My [hotel] room, marked 923 in ballpoint on a crumbling index card taped to the door, is an Edward Hopper painting waiting to happen.

In short, a 360-degree glance from the bridge offers the most dignified panorama in all Chicago. But under the Wacker Drive sidewalk, there's some very old blood seeping into the river.

Should Vowell World ever get enough investors, I'm going to stick my Tom Sawyer Island in Love and Death in the American Novel Land right between the Jay Gatsby Swimming Pool and Tom Joad's Dust Bowl Lanes, a Depression-themed bowling alley renting artfully worn-out shoes.
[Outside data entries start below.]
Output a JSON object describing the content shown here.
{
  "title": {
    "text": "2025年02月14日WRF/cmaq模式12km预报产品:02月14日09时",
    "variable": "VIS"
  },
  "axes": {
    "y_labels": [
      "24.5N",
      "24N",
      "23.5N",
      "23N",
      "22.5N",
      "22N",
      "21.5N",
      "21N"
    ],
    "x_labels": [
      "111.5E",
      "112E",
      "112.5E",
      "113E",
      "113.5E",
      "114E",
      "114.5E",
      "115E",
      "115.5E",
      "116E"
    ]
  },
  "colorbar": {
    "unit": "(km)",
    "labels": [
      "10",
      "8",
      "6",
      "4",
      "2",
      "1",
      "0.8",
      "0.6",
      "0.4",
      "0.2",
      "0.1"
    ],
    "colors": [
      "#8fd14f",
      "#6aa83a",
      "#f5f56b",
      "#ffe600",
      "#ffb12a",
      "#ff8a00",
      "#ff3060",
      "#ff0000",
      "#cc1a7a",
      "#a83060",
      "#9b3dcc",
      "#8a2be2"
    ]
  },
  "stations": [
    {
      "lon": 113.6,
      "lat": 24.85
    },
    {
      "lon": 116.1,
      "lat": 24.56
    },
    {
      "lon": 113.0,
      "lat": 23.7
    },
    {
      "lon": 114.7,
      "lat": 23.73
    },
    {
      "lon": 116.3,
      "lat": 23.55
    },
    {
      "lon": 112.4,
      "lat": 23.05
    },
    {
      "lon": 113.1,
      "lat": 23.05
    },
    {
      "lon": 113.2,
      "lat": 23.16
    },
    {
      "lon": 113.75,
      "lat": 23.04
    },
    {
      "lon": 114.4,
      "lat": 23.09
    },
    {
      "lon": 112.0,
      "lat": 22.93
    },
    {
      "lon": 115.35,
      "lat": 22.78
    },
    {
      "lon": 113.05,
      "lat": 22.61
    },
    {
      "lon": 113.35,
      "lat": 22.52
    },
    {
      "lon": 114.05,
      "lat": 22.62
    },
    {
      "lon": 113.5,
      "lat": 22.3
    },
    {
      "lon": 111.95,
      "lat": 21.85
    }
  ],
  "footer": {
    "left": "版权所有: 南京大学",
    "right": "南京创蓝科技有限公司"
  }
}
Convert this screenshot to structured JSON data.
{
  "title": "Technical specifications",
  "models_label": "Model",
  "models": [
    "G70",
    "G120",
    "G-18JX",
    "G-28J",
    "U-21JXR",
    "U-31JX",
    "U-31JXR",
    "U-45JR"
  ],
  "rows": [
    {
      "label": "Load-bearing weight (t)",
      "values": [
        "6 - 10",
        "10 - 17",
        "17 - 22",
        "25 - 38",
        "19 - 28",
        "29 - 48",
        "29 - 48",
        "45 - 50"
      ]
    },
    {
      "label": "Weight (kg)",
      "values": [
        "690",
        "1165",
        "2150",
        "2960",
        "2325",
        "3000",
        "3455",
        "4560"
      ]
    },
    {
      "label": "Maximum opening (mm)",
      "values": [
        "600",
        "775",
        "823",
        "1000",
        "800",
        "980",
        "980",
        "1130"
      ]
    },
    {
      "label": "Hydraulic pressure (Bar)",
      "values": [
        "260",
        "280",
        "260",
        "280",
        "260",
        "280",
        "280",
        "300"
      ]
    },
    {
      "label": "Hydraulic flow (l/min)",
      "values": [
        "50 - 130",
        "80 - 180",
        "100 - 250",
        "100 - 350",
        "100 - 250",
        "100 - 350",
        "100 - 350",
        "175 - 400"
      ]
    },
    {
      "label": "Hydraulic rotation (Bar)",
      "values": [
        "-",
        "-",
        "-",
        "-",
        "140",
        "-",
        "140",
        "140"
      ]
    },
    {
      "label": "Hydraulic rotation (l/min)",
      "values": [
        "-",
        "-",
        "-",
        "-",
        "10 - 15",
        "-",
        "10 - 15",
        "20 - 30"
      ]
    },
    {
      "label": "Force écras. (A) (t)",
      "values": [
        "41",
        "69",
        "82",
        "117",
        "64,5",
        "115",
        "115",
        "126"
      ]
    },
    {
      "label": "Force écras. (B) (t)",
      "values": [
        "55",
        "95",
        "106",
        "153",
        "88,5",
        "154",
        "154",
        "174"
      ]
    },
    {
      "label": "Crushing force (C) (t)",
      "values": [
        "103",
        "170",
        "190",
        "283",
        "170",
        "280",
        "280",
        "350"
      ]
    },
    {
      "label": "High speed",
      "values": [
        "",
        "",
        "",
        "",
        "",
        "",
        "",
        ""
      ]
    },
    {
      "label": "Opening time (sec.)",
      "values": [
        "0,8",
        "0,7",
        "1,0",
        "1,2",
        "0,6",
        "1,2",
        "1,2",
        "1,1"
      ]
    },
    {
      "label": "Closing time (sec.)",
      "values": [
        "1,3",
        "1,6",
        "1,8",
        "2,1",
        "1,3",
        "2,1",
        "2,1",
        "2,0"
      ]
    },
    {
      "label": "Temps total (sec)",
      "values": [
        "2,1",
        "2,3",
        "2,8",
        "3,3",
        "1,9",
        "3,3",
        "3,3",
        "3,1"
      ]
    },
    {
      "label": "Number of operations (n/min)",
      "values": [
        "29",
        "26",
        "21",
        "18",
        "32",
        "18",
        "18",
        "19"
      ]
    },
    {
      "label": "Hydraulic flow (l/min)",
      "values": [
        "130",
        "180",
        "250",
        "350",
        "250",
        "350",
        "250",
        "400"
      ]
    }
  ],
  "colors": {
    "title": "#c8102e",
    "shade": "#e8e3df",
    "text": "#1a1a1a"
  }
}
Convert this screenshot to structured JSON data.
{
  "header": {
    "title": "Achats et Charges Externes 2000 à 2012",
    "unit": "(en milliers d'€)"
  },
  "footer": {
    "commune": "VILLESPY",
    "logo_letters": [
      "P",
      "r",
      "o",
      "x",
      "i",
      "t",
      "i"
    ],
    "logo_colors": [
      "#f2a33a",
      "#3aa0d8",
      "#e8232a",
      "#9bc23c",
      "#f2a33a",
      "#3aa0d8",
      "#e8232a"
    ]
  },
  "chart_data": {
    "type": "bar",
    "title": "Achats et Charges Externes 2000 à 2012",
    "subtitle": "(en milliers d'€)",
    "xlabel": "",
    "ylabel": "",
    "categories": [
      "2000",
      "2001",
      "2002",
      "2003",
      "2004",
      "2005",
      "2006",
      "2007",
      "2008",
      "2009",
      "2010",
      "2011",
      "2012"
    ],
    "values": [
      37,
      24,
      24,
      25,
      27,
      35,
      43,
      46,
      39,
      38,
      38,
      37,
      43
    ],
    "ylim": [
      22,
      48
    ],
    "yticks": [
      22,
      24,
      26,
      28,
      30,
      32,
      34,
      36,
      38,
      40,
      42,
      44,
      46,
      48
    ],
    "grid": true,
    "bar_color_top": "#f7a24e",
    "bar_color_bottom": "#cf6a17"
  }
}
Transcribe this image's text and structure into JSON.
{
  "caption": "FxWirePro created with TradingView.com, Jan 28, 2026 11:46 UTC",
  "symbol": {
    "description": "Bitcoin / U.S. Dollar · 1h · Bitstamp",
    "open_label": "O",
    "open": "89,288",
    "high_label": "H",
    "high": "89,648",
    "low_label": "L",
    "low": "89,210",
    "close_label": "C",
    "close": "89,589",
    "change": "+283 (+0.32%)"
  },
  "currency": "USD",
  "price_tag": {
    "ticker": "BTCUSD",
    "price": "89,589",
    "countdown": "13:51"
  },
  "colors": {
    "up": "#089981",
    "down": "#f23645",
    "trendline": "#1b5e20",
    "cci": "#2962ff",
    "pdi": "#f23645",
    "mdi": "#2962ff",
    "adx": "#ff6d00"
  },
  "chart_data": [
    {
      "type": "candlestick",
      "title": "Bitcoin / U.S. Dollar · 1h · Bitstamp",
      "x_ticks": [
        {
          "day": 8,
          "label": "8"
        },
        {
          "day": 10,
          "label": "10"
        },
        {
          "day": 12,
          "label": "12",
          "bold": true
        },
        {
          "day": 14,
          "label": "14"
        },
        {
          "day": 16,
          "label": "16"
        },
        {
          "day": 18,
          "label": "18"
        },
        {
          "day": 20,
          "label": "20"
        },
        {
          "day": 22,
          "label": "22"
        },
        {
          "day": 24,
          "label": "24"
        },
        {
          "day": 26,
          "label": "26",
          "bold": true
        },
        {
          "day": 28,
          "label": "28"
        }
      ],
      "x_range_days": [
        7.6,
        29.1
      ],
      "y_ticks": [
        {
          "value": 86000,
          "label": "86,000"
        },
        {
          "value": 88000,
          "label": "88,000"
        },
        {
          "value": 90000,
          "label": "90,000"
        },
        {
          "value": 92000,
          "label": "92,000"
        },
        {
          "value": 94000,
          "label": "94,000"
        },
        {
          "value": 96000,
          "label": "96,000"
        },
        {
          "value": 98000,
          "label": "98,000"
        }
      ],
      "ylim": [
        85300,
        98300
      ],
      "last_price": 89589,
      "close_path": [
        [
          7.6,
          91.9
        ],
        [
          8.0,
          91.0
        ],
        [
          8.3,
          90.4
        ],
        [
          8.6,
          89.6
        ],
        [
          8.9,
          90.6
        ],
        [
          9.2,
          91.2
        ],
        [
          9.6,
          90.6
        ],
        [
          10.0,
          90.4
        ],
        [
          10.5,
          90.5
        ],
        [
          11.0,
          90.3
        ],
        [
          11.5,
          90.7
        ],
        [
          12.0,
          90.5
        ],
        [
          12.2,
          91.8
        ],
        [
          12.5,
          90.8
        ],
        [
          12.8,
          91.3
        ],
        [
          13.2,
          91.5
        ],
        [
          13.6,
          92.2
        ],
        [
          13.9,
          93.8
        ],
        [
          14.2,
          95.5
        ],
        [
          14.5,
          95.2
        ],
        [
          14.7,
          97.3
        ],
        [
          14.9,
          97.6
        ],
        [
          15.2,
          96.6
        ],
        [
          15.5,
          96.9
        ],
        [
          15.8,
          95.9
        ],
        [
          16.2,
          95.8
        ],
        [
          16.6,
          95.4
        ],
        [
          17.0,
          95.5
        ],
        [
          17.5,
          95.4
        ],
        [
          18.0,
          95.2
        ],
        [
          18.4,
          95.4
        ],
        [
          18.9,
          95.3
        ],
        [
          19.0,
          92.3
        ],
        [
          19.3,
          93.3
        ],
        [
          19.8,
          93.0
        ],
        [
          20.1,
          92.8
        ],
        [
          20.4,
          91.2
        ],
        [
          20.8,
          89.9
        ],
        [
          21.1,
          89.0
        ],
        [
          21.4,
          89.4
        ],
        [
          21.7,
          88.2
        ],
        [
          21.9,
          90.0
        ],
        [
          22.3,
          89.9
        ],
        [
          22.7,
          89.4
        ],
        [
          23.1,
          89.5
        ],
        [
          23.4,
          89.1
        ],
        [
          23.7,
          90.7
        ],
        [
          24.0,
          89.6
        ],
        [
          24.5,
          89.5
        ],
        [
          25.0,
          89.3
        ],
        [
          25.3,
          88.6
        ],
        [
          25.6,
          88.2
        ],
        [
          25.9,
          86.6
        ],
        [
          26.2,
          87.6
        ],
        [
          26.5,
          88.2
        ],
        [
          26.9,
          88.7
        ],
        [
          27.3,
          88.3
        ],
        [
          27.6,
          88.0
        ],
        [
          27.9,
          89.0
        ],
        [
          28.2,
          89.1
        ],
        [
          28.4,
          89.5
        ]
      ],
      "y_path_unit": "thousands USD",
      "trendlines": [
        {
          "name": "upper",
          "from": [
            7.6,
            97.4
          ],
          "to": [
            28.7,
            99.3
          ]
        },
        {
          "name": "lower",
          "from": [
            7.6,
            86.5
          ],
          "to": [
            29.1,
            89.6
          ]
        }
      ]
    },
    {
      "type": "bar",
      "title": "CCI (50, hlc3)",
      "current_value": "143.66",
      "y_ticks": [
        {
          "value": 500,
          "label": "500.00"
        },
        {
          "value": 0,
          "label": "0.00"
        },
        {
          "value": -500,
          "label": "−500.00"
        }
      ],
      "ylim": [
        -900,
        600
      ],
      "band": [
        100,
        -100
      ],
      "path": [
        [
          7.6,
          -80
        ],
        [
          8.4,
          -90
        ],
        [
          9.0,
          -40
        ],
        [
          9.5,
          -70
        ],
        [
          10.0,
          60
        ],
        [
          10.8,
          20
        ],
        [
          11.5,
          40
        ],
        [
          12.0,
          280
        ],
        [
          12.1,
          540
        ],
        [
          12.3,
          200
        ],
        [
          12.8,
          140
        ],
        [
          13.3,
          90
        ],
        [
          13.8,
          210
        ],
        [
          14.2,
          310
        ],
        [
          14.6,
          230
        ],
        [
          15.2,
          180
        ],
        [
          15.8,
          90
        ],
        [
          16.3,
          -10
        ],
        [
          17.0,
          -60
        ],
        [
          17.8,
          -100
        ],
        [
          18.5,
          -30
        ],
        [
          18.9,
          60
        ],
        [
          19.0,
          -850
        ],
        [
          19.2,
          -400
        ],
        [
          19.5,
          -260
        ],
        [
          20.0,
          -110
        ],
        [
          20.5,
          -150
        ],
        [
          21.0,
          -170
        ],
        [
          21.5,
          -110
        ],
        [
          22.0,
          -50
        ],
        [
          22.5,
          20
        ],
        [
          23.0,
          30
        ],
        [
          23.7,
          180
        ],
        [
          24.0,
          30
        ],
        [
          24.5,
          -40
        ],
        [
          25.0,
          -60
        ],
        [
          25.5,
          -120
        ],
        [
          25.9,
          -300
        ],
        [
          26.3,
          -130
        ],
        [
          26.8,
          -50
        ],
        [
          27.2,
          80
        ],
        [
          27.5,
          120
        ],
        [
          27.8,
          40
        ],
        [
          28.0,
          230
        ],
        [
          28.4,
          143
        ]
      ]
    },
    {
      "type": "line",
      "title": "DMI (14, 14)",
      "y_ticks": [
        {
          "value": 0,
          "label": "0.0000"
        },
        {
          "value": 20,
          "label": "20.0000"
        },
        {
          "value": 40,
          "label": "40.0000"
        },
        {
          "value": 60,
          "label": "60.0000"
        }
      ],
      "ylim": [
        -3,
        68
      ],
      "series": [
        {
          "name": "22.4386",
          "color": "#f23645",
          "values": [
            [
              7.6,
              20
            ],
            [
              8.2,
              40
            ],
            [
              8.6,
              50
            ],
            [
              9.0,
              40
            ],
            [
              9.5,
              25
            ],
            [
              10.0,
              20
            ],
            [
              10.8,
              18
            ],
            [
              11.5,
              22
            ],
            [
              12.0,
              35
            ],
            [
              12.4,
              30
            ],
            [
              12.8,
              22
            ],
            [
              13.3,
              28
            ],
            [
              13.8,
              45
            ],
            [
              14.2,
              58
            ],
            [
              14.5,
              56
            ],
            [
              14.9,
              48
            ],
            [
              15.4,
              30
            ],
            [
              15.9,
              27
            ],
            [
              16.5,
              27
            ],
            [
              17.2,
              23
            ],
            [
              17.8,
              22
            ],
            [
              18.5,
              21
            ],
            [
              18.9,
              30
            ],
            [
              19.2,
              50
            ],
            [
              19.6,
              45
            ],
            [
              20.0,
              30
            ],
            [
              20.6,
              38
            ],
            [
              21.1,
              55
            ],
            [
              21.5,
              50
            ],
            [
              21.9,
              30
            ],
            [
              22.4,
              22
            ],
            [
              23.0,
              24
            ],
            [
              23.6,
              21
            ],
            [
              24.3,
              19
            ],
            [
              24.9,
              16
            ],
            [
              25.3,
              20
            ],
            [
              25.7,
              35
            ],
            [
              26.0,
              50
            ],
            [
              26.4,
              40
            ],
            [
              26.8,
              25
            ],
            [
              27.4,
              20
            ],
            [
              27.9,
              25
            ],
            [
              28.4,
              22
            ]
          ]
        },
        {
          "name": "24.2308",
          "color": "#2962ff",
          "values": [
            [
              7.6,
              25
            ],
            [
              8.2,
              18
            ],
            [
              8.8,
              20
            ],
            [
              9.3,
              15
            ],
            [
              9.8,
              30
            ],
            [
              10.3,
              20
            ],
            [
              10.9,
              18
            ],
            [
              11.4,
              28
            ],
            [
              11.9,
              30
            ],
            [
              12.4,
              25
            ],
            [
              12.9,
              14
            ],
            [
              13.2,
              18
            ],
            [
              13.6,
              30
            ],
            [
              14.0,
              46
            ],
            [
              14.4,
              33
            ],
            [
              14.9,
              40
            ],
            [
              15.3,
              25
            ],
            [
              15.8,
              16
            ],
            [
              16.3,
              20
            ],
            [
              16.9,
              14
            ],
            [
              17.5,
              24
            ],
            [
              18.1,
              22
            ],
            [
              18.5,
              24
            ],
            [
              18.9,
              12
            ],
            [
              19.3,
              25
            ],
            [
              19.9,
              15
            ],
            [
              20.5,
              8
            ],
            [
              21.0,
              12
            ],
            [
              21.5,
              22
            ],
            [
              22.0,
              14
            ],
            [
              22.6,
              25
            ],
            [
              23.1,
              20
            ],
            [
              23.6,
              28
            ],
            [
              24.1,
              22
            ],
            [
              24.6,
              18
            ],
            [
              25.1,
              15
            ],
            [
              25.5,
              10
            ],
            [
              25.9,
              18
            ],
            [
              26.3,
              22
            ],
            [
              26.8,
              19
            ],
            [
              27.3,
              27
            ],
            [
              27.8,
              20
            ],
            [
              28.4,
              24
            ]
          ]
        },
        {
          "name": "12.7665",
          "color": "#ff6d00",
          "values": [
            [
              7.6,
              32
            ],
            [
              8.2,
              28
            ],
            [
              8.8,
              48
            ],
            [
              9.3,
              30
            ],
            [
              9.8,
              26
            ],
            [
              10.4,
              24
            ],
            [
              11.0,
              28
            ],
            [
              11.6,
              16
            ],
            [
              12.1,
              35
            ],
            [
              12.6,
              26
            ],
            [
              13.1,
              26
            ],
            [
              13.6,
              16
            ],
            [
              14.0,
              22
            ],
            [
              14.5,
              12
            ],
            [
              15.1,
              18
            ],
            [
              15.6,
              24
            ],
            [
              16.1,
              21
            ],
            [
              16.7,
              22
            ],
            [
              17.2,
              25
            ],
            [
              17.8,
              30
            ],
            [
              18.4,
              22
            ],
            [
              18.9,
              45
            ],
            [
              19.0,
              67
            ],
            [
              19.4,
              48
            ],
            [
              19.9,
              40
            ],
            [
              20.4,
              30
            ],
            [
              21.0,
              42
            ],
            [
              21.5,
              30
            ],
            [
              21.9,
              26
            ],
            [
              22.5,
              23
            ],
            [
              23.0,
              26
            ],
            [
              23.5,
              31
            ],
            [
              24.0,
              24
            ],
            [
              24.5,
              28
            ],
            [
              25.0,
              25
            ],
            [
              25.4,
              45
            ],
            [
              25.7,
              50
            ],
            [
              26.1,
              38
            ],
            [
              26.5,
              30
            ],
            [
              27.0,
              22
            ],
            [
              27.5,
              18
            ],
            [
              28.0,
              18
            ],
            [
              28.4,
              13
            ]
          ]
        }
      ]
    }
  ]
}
She also, however, and I assume this is because it was 15-years-ago-Sarah, occasionally comes across as someone I'd want to punch in the face. This only really manifested itself during her Disney World essay. Disney World is a place everyone on the planet (and in my family) has been but me. I love Disney. No, but seriously -- I love Disney. So when someone who has the opportunity to venture into this paradise of cartoon characters and fairy castles says something assholeish like "As Minnie approached our table, I quickly finish my sentence, a sentence ending in the word 'bereft'" I just...



GET OVER YOURSELF AND ENJOY THE EXPERIENCE, VOWELL. No one is impressed by 'bereft.' Douches use bereft. DOUCHES.

So Sarah Vowell can bring forward some mixed emotions. In her essay on Michigan and Wacker, an intersection I specifically reference here, she talks about Fort Dearborn, and Joliet & Marquette and how she "like[s] to picture Joliet sometimes, walking up or down Michigan Avenue to the bridge, a go-cup in his hand from either the Starbucks on the south side of the bridge or the Starbucks on the north side." And I mean. That is my people. That is my jam. She makes her sister DRIVE THE TRAIL OF TEARS WITH HER. To get more of an emotional handle on it! That is the greatest idea in the history of historical trip-related ideas! (or like, top 5) They stopped at so many sites and read so many plaques!

One of the main things to be gotten from the Trail of Tears essay, by the way, is that Andrew Jackson was a horse's ass.

She is in fact great. This book is excellent. Her more recent books are excellenter, and I remain very much looking forward to her new one in October, Lafayette in the Somewhat United States. I hope there are trips to historical sites in it.